Lt. Col. Pat Testerman, a retired Air Force commander, said he strongly supported justice for the 9/11 families yet worries that the law would allow other countries to define things differently.

He could imagine a scenario in which a young Air Force lieutenant makes an error in an act of war – say, an erroneous target of a drone attack that kills civilians – and is tried in a foreign court for an act of terror, he said.

“What we define as acts of terrorism or acts of war is up to interpretation,” Testerman said. “And we open ourselves up to significant danger with this.”

White House Press Secretary Josh Earnest told reporters Sept. 12 that the law could “have an impact on our relationship with every country around the world in a way that has negative consequences for the United States, for our national security and for our men and women in uniform.”

Recent reports suggest some lawmakers might be wavering in their support for overriding the veto. Sen. Dianne Feinstein, D-Calif., said this week that she was having second thoughts about the bill “because I think it launches a number of unforeseen happenings.”

On Friday, a group of retired military leaders signed a letter being passed around on Capitol Hill urging lawmakers to reconsider an override.
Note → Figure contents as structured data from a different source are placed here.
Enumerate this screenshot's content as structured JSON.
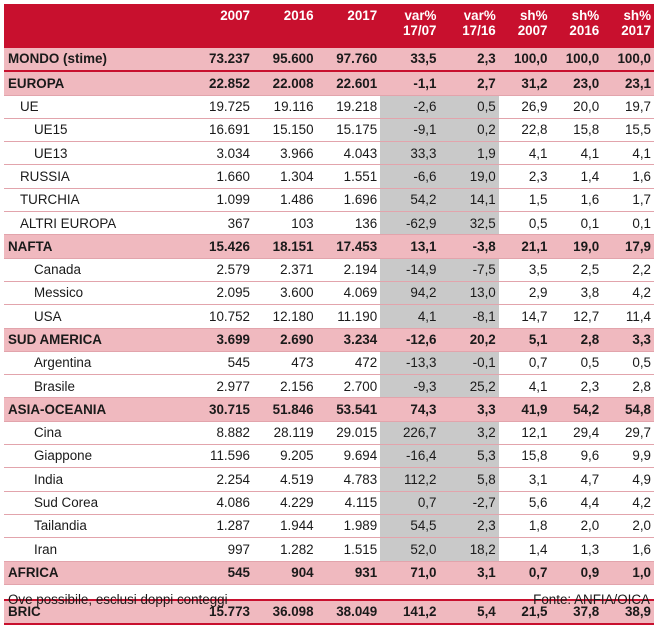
{
  "headers": [
    "",
    "2007",
    "2016",
    "2017",
    "var%\n17/07",
    "var%\n17/16",
    "sh%\n2007",
    "sh%\n2016",
    "sh%\n2017"
  ],
  "rows": [
    {
      "type": "world",
      "name": "MONDO (stime)",
      "v": [
        "73.237",
        "95.600",
        "97.760",
        "33,5",
        "2,3",
        "100,0",
        "100,0",
        "100,0"
      ]
    },
    {
      "type": "group",
      "name": "EUROPA",
      "v": [
        "22.852",
        "22.008",
        "22.601",
        "-1,1",
        "2,7",
        "31,2",
        "23,0",
        "23,1"
      ]
    },
    {
      "type": "sub",
      "name": "UE",
      "v": [
        "19.725",
        "19.116",
        "19.218",
        "-2,6",
        "0,5",
        "26,9",
        "20,0",
        "19,7"
      ]
    },
    {
      "type": "sub2",
      "name": "UE15",
      "v": [
        "16.691",
        "15.150",
        "15.175",
        "-9,1",
        "0,2",
        "22,8",
        "15,8",
        "15,5"
      ]
    },
    {
      "type": "sub2",
      "name": "UE13",
      "v": [
        "3.034",
        "3.966",
        "4.043",
        "33,3",
        "1,9",
        "4,1",
        "4,1",
        "4,1"
      ]
    },
    {
      "type": "sub",
      "name": "RUSSIA",
      "v": [
        "1.660",
        "1.304",
        "1.551",
        "-6,6",
        "19,0",
        "2,3",
        "1,4",
        "1,6"
      ]
    },
    {
      "type": "sub",
      "name": "TURCHIA",
      "v": [
        "1.099",
        "1.486",
        "1.696",
        "54,2",
        "14,1",
        "1,5",
        "1,6",
        "1,7"
      ]
    },
    {
      "type": "sub",
      "name": "ALTRI EUROPA",
      "v": [
        "367",
        "103",
        "136",
        "-62,9",
        "32,5",
        "0,5",
        "0,1",
        "0,1"
      ]
    },
    {
      "type": "group",
      "name": "NAFTA",
      "v": [
        "15.426",
        "18.151",
        "17.453",
        "13,1",
        "-3,8",
        "21,1",
        "19,0",
        "17,9"
      ]
    },
    {
      "type": "sub2",
      "name": "Canada",
      "v": [
        "2.579",
        "2.371",
        "2.194",
        "-14,9",
        "-7,5",
        "3,5",
        "2,5",
        "2,2"
      ]
    },
    {
      "type": "sub2",
      "name": "Messico",
      "v": [
        "2.095",
        "3.600",
        "4.069",
        "94,2",
        "13,0",
        "2,9",
        "3,8",
        "4,2"
      ]
    },
    {
      "type": "sub2",
      "name": "USA",
      "v": [
        "10.752",
        "12.180",
        "11.190",
        "4,1",
        "-8,1",
        "14,7",
        "12,7",
        "11,4"
      ]
    },
    {
      "type": "group",
      "name": "SUD AMERICA",
      "v": [
        "3.699",
        "2.690",
        "3.234",
        "-12,6",
        "20,2",
        "5,1",
        "2,8",
        "3,3"
      ]
    },
    {
      "type": "sub2",
      "name": "Argentina",
      "v": [
        "545",
        "473",
        "472",
        "-13,3",
        "-0,1",
        "0,7",
        "0,5",
        "0,5"
      ]
    },
    {
      "type": "sub2",
      "name": "Brasile",
      "v": [
        "2.977",
        "2.156",
        "2.700",
        "-9,3",
        "25,2",
        "4,1",
        "2,3",
        "2,8"
      ]
    },
    {
      "type": "group",
      "name": "ASIA-OCEANIA",
      "v": [
        "30.715",
        "51.846",
        "53.541",
        "74,3",
        "3,3",
        "41,9",
        "54,2",
        "54,8"
      ]
    },
    {
      "type": "sub2",
      "name": "Cina",
      "v": [
        "8.882",
        "28.119",
        "29.015",
        "226,7",
        "3,2",
        "12,1",
        "29,4",
        "29,7"
      ]
    },
    {
      "type": "sub2",
      "name": "Giappone",
      "v": [
        "11.596",
        "9.205",
        "9.694",
        "-16,4",
        "5,3",
        "15,8",
        "9,6",
        "9,9"
      ]
    },
    {
      "type": "sub2",
      "name": "India",
      "v": [
        "2.254",
        "4.519",
        "4.783",
        "112,2",
        "5,8",
        "3,1",
        "4,7",
        "4,9"
      ]
    },
    {
      "type": "sub2",
      "name": "Sud Corea",
      "v": [
        "4.086",
        "4.229",
        "4.115",
        "0,7",
        "-2,7",
        "5,6",
        "4,4",
        "4,2"
      ]
    },
    {
      "type": "sub2",
      "name": "Tailandia",
      "v": [
        "1.287",
        "1.944",
        "1.989",
        "54,5",
        "2,3",
        "1,8",
        "2,0",
        "2,0"
      ]
    },
    {
      "type": "sub2",
      "name": "Iran",
      "v": [
        "997",
        "1.282",
        "1.515",
        "52,0",
        "18,2",
        "1,4",
        "1,3",
        "1,6"
      ]
    },
    {
      "type": "group",
      "name": "AFRICA",
      "v": [
        "545",
        "904",
        "931",
        "71,0",
        "3,1",
        "0,7",
        "0,9",
        "1,0"
      ]
    }
  ],
  "bric": {
    "name": "BRIC",
    "v": [
      "15.773",
      "36.098",
      "38.049",
      "141,2",
      "5,4",
      "21,5",
      "37,8",
      "38,9"
    ]
  },
  "footer": {
    "note": "Ove possibile, esclusi doppi conteggi",
    "source": "Fonte: ANFIA/OICA"
  }
}
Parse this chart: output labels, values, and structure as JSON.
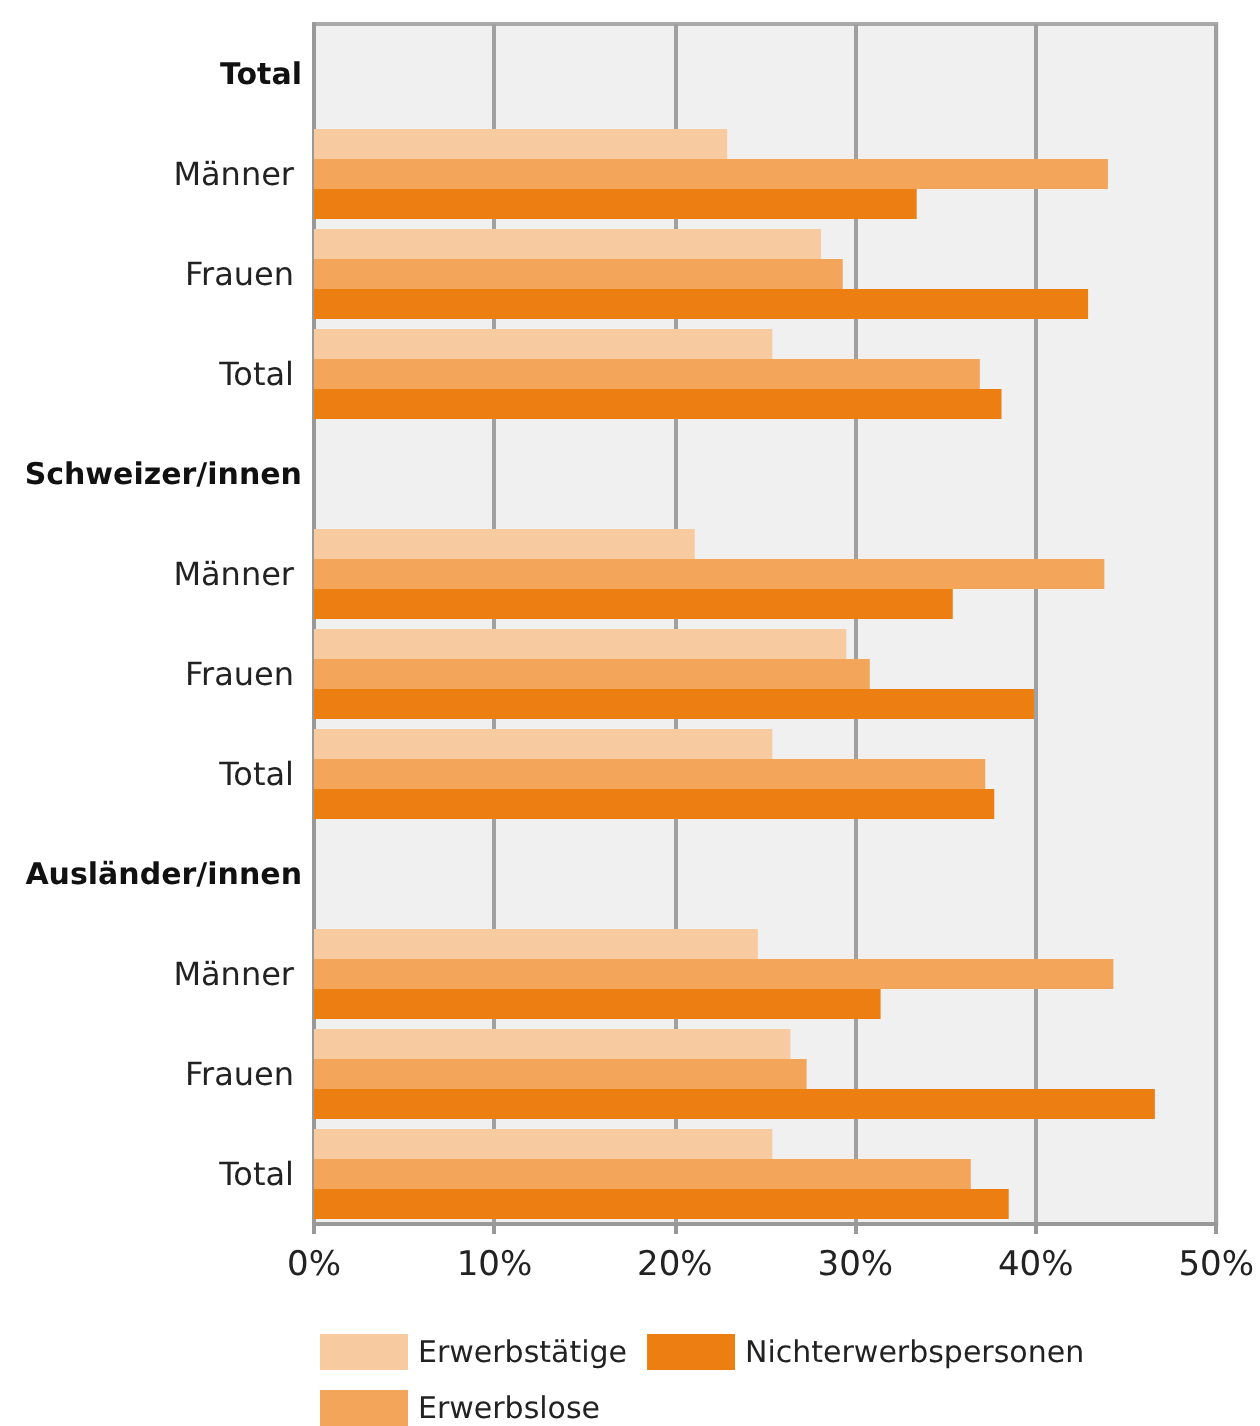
{
  "chart_data": {
    "type": "bar",
    "orientation": "horizontal",
    "categories": [
      "Total",
      "Männer",
      "Frauen",
      "Total",
      "Schweizer/innen",
      "Männer",
      "Frauen",
      "Total",
      "Ausländer/innen",
      "Männer",
      "Frauen",
      "Total"
    ],
    "series": [
      {
        "name": "Erwerbstätige",
        "color": "#f7cb9f",
        "values": [
          null,
          22.9,
          28.1,
          25.4,
          null,
          21.1,
          29.5,
          25.4,
          null,
          24.6,
          26.4,
          25.4
        ]
      },
      {
        "name": "Erwerbslose",
        "color": "#f3a55a",
        "values": [
          null,
          44.0,
          29.3,
          36.9,
          null,
          43.8,
          30.8,
          37.2,
          null,
          44.3,
          27.3,
          36.4
        ]
      },
      {
        "name": "Nichterwerbspersonen",
        "color": "#ed7e12",
        "values": [
          null,
          33.4,
          42.9,
          38.1,
          null,
          35.4,
          39.9,
          37.7,
          null,
          31.4,
          46.6,
          38.5
        ]
      }
    ],
    "xlim": [
      0,
      50
    ],
    "xticks": [
      {
        "value": 0,
        "label": "0%"
      },
      {
        "value": 10,
        "label": "10%"
      },
      {
        "value": 20,
        "label": "20%"
      },
      {
        "value": 30,
        "label": "30%"
      },
      {
        "value": 40,
        "label": "40%"
      },
      {
        "value": 50,
        "label": "50%"
      }
    ],
    "grid": "x",
    "legend": "bottom"
  }
}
“Congress must take great care to ensure that soldiers must be able to do their jobs without threat of foreign influence or repercussion,” it said. “We must do all we can to protect them from possible legal action in faraway lands.”

Earnest said the president would continue to lobby lawmakers to let his veto stand. But he recognized that despite warnings about possible consequences, the 9/11 families held strong sway.

“There’s no denying the political potency of this issue,” he said. “But the president believes that it’s important to look out for our country and to look out for our servicemembers.”